Three reasons to take the Calipari to the NBA chatter seriously

Within moments of Adrian Wojnarowski's report intimating that John Calipari would listen to a pitch from Chicago Bulls management, the Kentucky coach took to Twitter to address Big Blue Nation.

"Throughout my career I've been mentioned for other jobs," Calipari wrote. "Now that I'm here u won't hear about other colleges because I've got the best job. Every year you will hear my named mentioned for NBA jobs because I coached in the league before.
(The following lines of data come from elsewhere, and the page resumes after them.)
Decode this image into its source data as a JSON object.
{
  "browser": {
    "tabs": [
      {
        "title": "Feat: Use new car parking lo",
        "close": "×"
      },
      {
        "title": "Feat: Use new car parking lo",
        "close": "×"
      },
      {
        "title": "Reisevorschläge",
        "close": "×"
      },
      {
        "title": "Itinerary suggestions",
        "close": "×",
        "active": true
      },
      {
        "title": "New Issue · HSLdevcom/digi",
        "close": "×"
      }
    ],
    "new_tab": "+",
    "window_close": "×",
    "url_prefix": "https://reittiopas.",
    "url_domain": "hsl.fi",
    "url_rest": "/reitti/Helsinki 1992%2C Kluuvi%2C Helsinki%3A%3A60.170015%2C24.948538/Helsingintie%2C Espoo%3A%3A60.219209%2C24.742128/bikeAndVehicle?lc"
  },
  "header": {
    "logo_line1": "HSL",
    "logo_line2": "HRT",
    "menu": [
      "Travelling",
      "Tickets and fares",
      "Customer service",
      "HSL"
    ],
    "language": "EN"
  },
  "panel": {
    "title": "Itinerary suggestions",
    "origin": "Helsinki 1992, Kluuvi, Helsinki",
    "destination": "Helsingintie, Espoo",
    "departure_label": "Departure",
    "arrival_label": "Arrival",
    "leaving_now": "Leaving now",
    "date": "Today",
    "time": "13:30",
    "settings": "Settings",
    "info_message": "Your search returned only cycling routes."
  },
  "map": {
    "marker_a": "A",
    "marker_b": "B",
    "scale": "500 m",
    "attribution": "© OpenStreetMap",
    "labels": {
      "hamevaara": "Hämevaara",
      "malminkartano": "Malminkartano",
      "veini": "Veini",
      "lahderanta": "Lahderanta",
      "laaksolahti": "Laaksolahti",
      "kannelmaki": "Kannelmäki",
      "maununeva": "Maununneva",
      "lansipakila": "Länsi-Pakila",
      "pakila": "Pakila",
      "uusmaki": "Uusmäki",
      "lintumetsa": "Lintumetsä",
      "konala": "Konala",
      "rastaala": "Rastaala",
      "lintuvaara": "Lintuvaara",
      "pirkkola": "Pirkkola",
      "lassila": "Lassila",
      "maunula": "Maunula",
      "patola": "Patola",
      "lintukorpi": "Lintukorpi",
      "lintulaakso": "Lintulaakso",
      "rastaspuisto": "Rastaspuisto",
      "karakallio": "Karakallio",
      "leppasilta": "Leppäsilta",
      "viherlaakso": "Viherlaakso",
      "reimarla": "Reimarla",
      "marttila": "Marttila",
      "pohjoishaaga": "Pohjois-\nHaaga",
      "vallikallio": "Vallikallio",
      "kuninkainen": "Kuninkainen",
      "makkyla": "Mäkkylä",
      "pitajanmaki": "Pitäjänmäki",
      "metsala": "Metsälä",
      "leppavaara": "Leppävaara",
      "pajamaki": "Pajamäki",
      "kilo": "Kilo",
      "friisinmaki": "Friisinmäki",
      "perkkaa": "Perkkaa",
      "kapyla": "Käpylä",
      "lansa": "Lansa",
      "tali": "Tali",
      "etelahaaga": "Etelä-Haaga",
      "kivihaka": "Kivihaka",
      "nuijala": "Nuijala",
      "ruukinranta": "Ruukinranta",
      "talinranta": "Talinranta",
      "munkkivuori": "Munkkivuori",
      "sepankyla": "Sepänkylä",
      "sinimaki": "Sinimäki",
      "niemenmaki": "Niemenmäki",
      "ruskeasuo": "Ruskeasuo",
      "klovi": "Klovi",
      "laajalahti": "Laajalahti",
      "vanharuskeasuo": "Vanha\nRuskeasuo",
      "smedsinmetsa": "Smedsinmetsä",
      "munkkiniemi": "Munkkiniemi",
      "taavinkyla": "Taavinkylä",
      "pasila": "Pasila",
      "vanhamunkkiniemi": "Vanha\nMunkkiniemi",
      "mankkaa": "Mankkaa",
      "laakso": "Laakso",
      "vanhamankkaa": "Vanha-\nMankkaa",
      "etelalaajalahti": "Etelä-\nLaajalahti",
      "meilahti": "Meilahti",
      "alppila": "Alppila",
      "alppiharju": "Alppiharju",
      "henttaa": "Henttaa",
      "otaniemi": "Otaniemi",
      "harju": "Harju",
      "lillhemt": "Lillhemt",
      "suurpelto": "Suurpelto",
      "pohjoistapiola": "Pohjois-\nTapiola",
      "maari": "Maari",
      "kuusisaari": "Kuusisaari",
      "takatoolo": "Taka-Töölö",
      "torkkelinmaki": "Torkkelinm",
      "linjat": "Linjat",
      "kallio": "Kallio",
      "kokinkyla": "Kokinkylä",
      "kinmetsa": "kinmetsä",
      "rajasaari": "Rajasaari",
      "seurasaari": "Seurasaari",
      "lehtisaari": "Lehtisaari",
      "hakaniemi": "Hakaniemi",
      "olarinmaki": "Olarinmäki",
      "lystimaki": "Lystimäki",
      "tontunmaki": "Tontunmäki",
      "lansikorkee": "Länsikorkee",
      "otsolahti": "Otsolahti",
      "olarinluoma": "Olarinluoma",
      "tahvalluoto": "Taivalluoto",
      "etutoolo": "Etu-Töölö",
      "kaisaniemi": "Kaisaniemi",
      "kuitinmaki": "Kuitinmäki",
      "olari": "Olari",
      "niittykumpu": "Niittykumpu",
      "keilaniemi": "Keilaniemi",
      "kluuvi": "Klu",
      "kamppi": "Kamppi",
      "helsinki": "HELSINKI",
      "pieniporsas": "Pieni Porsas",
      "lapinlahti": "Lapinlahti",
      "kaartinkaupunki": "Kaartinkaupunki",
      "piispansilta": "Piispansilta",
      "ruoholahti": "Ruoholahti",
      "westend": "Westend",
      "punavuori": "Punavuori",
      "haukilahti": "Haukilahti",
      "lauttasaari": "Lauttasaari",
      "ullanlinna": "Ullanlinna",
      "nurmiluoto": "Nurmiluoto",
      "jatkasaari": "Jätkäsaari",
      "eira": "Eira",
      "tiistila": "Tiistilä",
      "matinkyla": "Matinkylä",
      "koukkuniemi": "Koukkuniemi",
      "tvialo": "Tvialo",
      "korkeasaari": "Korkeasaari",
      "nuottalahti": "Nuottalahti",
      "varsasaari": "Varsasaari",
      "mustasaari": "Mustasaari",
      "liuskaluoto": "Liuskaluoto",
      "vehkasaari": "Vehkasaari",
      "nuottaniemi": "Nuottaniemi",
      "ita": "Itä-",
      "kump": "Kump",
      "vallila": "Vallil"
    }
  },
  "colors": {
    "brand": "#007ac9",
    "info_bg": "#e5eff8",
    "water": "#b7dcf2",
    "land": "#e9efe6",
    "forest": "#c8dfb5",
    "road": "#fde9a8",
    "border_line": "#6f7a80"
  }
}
I'm very happy at Kentucky."

It's fine that Calipari is trying to assuage the concerns of Kentucky fans (and recruits) by speaking to them directly, but I wouldn't bet your kid's college fund that he's in Lexington next season just yet. Here are three reasons I think it's possible that Calipari could be one-and-done at Kentucky if the right NBA team ponied up enough money:

1. Calipari has a track record of dishonesty in these situations

If there's one thing we've learned from Calipari's track record, it's that you can't take everything he says at face value. Even after he'd already started negotiating with Kentucky in March 2009, he told a group of reporters that Memphis is "where I want to coach." Calipari's not doing anything different than many other coaches have done in these situations, but it's clear you can't blindly accept that him being "very happy" at Kentucky means he's definitely staying.

2. Any NBA team that wants LeBron should have interest in Calipari

LeBron James is the NBA's biggest free agent prize, so teams with a coaching vacancy and salary cap room to spare like Chicago, New Jersey and the Clippers would be wise to look at candidates who are amenable to the Cavs star. Nobody fits that description better than Calipari, whose close relationship with LeBron, Nike and World Wide Wes has been well-documented recently. Calipari also has the same agent as other splashy free agents-to-be Dwyane Wade and Chris Bosh.

3. Brandon Knight's "aid agreement" suggests he thinks Calipari may leave

When Kentucky-bound Brandon Knight signed an aid agreement last month instead of a letter of intent like other top recruits, he insisted he wasn't sure why he did it. Yeah, right. The only reason to sign an aid agreement is because it gives Knight the freedom to break it if he chooses, whereas a letter of intent binds him to Kentucky. What's the usual reason a signed recruit would change his mind on his choice of school? If you said a coaching change, you're a winner.